The court's 5-to-3 ruling on Monday has been largely portrayed as a dodge by the majority justices to avoid the difficult constitutional issue of whether the words "under God" in the Pledge violate the separation of church and state. But to many parents - primarily fathers - who do not share custody, the five-justice majority has just given lower-court judges the power to throw noncustodial parents out of court - even when their complaints involve possible constitutional violations against their children by the government.
California atheist Michael Newdow says the Supreme Court decision reversing his case violates his fundamental constitutional right to protect his child from unconstitutional government conduct.

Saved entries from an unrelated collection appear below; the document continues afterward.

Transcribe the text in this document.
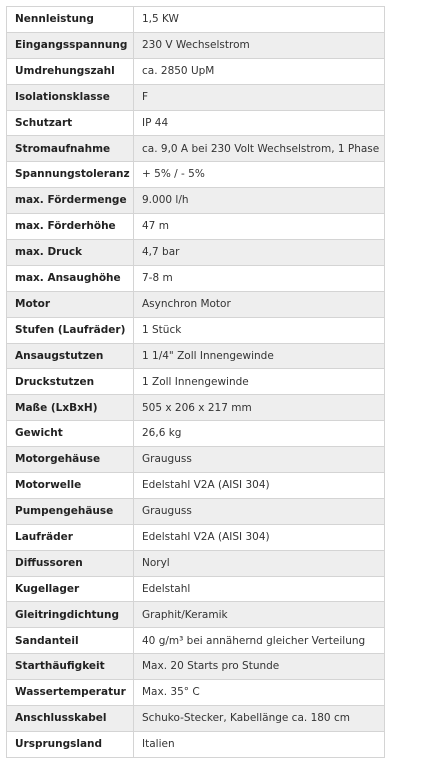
Nennleistung	1,5 KW
Eingangsspannung	230 V Wechselstrom
Umdrehungszahl	ca. 2850 UpM
Isolationsklasse	F
Schutzart	IP 44
Stromaufnahme	ca. 9,0 A bei 230 Volt Wechselstrom, 1 Phase
Spannungstoleranz	+ 5% / - 5%
max. Fördermenge	9.000 l/h
max. Förderhöhe	47 m
max. Druck	4,7 bar
max. Ansaughöhe	7-8 m
Motor	Asynchron Motor
Stufen (Laufräder)	1 Stück
Ansaugstutzen	1 1/4" Zoll Innengewinde
Druckstutzen	1 Zoll Innengewinde
Maße (LxBxH)	505 x 206 x 217 mm
Gewicht	26,6 kg
Motorgehäuse	Grauguss
Motorwelle	Edelstahl V2A (AISI 304)
Pumpengehäuse	Grauguss
Laufräder	Edelstahl V2A (AISI 304)
Diffussoren	Noryl
Kugellager	Edelstahl
Gleitringdichtung	Graphit/Keramik
Sandanteil	40 g/m³ bei annähernd gleicher Verteilung
Starthäufigkeit	Max. 20 Starts pro Stunde
Wassertemperatur	Max. 35° C
Anschlusskabel	Schuko-Stecker, Kabellänge ca. 180 cm
Ursprungsland	Italien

Legal experts disagree on the potential implications of the high court's decision. Some say it remains to be seen whether the unusual circumstances of Mr. Newdow's case will translate broadly to other cases. Others see it as yet another setback to a struggling fathers' rights movement fighting what it views as gender discrimination by certain family-court judges who automatically favor mothers over fathers in all but the most extreme cases.
"The impact is huge," says Michael McCormick of the American Coalition for Fathers and Children. "There are 14 million noncustodial parents in this country who, if this decision is interpreted broadly, have lost the capacity to act on behalf of their children."
In his majority opinion, Justice John Paul Stevens says that Newdow lacks the legal authority to file his lawsuit on behalf of his elementary school-aged daughter. That's because a California family court had earlier ruled that the girl's mother retained complete authority to make key child-rearing decisions and act in the daughter's legal interest without interference by Newdow. But what Justice Stevens does not address in his 15-page opinion is whether Newdow possesses a fundamental parental right of his own to protect his daughter from unconstitutional government action. The majority opinion in Newdow's case suggests he does not.
In a concurring opinion that is actually a dissent on this point, Chief Justice William Rehnquist says that the five-justice majority has established a new doctrine requiring the high court to stay out of cases involving domestic disputes "no matter how constitutionally offensive" the result may be. "The California court did not reject Newdow's right as distinct from his daughter's, and we should not either," Chief Justice Rehnquist writes.
In the hands of creative and aggressive divorce lawyers, the high court's new doctrine may provide a powerful weapon bolstering the position of whichever parent is awarded custody, legal analysts say.
Others disagree. "I don't think it is going to have any widespread impact on parents' rights," says Richard Barry, a San Rafael, Calif., divorce lawyer and president of the American Academy of Matrimonial Lawyers.
Mr. Barry says California law reflects a strong policy preference for coparenting - keeping both parents involved in their children's lives. But sometimes, he says, family courts assign sole responsibility to one parent to make key decisions. That happens only when the other parent is so difficult that the court is left with no alternative, he says.
"Somewhere along the line I can only assume that Mr. Newdow blew it and got himself into the situation of one of those parents who demonstrates an inability to coparent," Barry says.
Other analysts say the high court's action in the Newdow case is significant because it highlights a preference by the court to avoid becoming too deeply involved in the complexities of family law disputes. It also highlights a growing sensitivity to the rights of children, particularly when a child's rights are viewed as being in conflict with a parent's.
In Newdow's case, his campaign to edit "under God" out of the Pledge threatened to thrust his daughter into the national spotlight as the girl at the center of a constitutional storm. Yet she and her mother do not object to the Pledge. "The court is saying, given the conflict between the mother and the emphasis on the interests of the daughter, we are unwilling to participate in the vindication even of [Newdow's] constitutional right if to do that it might harm the child," says Herma Hill Kay, a family law scholar at the University of California, Berkeley, School of Law.
This sensitivity to the rights of the child when in conflict with parental rights has been a consistent concern of Stevens and was highlighted in his dissent in a 2000 case involving grandparent visitation rights.
Some scholars see clear parallels. "In both cases the Supreme Court is expressing its growing appreciation of the complexity of family disputes, and in both cases the court is seeking to back its way out the door," says David Meyer, an expert in the intersection of constitutional law and family law at the University of Illinois College of Law in Champaign. He says the court is trying to avoid establishing bright-line federal or constitutional rules that might undermine fact-intensive, case-by-case determinations in family courts.
But Professor Meyer also says the high court's grandparent visitation decision has resulted in conflicting decisions across the country, and the same result may follow from the Newdow decision. "It will now fall to the innumerable state and family courts throughout the country to wrestle with this," he says, "and for state supreme courts to sort it out state by state."